About

Christina Jedra is a watchdog reporter for Honolulu Civil Beat, a nonprofit news organization in Hawaiʻi.

Her work seeks to hold the government accountable for how it spends money and makes decisions that affect people's lives.

Most recently, Christina has been a critical source of information amid the Navy’s water contamination crisis, in which fuel leaked into the drinking water of 93,000 Pearl Harbor water customers. Christina’s reporting has demonstrated how the Navy’s Red Hill fuel facility was a threat to the drinking water for years and how there were inadequate safeguards to detect a problem.

Before the crisis came to light, Christina revealed that the Navy had failed to share information about a fuel leak with regulators. In response, Hawaii’s congressional delegation called for an investigation. Throughout the crisis, Christina has shared her reporting on TV with Hawaii News Now and on Hawaii Public Radio. Her reporting on Red Hill has earned an Emmy Award, an Edward R. Murrow Award and first place prizes from the Institute for Nonprofit News and Hawaii’s Society of Professional Journalists for investigative reporting. In 2023, the Society for Advancing Business Editing and Writing (SABEW) awarded Christina a Best in Business award for her “spectacular use of leaked video and other information to inform the public about a shocking hazard.”

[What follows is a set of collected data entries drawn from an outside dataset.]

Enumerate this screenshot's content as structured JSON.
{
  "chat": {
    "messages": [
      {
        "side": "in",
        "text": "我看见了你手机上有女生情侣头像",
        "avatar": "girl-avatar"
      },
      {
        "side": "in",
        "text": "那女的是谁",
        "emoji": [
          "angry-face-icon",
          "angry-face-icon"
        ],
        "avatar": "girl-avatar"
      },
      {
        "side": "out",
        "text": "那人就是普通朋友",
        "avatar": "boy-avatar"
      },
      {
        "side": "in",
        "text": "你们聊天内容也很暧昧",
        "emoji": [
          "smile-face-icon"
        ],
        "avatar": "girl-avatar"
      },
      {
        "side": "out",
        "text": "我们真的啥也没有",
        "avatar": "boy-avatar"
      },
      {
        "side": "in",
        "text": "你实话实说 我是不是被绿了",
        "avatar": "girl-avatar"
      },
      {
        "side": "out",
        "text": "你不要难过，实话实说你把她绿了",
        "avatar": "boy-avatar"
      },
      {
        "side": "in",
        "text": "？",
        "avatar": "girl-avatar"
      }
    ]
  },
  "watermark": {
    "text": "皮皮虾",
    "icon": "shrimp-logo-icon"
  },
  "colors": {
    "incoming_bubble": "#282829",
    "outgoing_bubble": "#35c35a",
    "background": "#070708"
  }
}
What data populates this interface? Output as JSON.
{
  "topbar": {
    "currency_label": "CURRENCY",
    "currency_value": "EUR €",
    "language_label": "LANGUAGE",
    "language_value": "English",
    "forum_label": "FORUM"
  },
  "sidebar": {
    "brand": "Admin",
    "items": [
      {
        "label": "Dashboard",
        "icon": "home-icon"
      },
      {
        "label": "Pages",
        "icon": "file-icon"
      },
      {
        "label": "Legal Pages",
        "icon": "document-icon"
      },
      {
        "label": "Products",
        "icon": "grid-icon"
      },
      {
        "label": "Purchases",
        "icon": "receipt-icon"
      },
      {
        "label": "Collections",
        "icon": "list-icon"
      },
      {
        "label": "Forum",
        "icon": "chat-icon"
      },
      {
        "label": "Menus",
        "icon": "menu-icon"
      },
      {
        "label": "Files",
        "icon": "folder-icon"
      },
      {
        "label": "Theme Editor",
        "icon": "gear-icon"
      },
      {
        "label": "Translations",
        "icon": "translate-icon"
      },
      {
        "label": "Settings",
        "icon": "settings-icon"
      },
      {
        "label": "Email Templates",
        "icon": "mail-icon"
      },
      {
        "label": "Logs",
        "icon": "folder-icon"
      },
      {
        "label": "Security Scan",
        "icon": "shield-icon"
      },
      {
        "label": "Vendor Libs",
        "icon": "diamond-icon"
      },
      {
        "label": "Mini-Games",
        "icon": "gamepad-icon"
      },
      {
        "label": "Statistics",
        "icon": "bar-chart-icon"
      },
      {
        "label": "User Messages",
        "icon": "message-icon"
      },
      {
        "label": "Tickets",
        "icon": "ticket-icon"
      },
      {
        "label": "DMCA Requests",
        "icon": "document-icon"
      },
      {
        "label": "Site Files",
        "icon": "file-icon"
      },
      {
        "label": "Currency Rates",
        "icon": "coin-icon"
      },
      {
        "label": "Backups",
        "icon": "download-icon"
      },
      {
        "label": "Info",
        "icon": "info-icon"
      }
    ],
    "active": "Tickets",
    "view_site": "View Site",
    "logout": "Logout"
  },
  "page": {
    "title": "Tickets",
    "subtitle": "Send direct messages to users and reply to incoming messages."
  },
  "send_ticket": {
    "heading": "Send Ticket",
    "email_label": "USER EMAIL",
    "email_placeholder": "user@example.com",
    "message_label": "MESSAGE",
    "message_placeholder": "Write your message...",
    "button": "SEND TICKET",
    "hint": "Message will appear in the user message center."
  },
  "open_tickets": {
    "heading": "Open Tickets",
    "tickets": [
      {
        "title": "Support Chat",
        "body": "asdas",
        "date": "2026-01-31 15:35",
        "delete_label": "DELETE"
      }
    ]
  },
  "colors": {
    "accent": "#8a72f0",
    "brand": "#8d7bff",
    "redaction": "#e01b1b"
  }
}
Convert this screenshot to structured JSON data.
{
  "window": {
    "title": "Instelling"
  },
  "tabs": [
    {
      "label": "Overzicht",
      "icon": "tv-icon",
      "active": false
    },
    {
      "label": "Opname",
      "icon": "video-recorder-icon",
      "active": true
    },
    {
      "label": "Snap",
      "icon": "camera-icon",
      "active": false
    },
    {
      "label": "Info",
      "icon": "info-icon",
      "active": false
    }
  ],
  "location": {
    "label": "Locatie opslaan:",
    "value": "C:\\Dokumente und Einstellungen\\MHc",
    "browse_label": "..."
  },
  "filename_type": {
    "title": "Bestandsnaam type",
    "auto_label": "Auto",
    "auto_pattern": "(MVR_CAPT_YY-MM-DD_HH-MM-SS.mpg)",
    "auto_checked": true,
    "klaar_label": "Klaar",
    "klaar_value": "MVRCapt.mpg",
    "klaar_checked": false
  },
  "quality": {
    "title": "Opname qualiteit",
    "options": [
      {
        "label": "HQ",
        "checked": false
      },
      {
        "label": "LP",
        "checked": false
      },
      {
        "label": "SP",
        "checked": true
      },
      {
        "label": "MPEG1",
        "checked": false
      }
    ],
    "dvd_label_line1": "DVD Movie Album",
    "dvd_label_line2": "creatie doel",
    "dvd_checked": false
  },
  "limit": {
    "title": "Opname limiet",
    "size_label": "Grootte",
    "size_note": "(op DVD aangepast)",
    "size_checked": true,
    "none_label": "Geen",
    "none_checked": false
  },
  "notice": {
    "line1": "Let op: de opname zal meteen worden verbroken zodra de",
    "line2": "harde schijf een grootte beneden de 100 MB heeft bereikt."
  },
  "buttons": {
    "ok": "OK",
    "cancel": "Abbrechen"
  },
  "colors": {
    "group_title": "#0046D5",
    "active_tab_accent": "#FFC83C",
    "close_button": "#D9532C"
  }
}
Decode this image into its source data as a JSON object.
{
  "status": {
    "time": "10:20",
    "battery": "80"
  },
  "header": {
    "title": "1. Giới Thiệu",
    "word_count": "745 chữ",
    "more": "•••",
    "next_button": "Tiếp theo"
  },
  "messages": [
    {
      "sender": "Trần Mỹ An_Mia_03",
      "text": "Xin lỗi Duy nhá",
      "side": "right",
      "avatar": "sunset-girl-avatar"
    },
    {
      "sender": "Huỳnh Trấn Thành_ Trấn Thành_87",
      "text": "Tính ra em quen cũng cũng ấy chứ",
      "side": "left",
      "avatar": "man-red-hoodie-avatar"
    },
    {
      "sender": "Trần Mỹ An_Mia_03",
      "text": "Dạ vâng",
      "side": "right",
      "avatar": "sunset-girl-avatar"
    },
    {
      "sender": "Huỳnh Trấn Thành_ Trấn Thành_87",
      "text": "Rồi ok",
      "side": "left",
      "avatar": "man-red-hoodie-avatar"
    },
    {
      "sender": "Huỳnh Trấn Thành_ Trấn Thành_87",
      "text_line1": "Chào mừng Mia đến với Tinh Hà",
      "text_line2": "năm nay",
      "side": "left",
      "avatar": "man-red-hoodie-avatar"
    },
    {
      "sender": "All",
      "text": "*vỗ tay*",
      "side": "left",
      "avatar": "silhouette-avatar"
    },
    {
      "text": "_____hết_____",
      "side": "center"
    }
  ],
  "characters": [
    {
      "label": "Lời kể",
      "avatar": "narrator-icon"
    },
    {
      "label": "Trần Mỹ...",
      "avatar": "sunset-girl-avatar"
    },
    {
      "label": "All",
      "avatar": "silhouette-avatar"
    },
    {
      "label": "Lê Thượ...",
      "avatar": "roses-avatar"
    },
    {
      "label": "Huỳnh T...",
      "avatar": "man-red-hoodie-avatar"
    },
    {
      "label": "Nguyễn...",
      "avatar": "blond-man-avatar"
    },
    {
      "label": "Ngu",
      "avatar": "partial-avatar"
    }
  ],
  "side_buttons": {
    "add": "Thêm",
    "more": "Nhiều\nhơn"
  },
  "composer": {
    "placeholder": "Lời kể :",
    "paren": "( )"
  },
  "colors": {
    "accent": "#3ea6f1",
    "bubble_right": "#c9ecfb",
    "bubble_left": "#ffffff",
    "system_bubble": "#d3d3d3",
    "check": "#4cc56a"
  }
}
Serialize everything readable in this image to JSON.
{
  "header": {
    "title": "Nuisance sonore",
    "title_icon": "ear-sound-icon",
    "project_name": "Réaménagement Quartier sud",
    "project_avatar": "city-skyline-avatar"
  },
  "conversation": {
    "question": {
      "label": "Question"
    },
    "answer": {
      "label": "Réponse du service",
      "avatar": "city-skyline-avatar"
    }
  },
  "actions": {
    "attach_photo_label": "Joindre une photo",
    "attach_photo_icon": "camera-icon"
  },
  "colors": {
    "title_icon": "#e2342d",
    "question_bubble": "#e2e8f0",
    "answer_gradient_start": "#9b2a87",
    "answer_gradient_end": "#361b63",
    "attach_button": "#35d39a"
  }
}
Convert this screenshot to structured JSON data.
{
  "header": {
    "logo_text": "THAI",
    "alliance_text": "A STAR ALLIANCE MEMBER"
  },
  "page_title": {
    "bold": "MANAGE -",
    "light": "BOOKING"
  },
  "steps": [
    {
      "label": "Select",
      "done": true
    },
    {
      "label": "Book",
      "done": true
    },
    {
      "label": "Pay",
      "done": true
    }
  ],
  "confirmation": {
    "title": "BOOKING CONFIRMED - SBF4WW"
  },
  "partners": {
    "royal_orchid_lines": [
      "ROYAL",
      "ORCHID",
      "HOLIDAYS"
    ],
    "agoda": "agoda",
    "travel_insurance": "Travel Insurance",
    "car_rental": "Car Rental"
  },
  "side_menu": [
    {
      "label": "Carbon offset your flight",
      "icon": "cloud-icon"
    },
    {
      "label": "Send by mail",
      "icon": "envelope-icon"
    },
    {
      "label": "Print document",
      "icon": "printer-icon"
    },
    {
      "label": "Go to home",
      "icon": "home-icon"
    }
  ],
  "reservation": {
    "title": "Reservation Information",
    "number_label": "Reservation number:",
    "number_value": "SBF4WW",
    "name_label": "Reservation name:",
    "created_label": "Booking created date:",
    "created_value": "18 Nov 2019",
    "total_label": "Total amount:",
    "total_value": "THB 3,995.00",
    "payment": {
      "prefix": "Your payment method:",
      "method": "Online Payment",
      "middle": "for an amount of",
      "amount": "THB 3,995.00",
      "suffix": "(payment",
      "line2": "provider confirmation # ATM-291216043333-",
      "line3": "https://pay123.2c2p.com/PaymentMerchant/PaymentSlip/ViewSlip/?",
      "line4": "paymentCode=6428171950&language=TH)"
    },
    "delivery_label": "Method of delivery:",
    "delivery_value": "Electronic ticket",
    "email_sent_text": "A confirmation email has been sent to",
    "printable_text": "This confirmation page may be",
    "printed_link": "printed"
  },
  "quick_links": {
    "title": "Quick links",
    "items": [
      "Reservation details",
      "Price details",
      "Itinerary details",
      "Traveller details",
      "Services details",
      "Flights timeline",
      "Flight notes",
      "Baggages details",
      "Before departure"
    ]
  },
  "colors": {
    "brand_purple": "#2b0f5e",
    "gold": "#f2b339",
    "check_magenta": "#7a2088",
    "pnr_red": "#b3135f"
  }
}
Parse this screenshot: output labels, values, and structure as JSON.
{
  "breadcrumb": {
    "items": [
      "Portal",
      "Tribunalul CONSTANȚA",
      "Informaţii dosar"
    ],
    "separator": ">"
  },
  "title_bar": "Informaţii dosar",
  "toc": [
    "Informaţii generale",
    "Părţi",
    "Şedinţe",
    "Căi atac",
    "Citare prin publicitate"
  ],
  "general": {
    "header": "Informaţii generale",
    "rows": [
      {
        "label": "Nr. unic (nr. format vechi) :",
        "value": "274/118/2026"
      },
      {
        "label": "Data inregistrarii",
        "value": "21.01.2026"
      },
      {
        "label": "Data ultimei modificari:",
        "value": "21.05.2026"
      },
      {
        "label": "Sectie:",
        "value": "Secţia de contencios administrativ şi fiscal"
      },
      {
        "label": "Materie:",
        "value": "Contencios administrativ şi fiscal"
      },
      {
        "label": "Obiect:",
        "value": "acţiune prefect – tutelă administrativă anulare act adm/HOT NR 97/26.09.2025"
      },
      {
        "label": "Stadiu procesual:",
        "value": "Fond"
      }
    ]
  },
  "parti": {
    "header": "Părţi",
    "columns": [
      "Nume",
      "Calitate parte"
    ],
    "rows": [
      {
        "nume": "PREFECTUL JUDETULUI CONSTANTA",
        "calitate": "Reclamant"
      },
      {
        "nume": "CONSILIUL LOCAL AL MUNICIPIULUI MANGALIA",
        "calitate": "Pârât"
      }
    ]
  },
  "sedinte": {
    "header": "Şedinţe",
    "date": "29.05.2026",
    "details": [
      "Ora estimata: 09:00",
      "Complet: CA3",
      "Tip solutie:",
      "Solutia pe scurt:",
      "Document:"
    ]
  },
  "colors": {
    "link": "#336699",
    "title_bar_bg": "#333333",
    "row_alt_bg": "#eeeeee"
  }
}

On the city beat, Christina has exposed questionable spending of federal aid dollars and excessive overtime at the Honolulu Police Department and has chronicled the history of alleged corruption in the city's permitting department.

Her coverage on Honolulu's refusal to follow CDC guidance on homelessness during the early days of Covid-19 earned her a first place prize from the Hawaii chapter of the Society of Professional Journalists in 2021. And her story with Yoohyun Jung on the police department's targeting of homeless people during a pandemic ticketing spree won SPJ's first place award for data reporting.

Previously, Christina was an investigative reporter for The News Journal in Wilmington, Delaware where her work sparked criminal investigations and legislative changes.

  • An examination of a Wilmington City Council slush fund exposed abuse of taxpayer dollars and led to the conviction of the former council chair.

  • A probe of a Delaware prison's addiction treatment program found that counselors were falsifying records, and patients weren't getting adequate treatment. The Attorney General launched an investigation.

  • A review of a state-funded construction training program found it misclassified workers and benefitted from unpaid work. The organization ended up paying $55,000 in penalties and back pay.

Christina's first job in journalism was at The Capital newspaper in Annapolis, Maryland. She was recognized several times by the Maryland-Delaware-DC Press Association, which awarded her a first-place prize and a best of show award in investigative reporting in 2019.

Her work has also been published in The Baltimore Sun, The New England Center for Investigative Reporting, The Boston Globe, and USA Today. She has a degree in journalism from Emerson College in Boston.

Christina was born and raised in New Jersey and has strong feelings about quality bagels and pizza. She is the daughter of immigrants from Cyprus and Poland.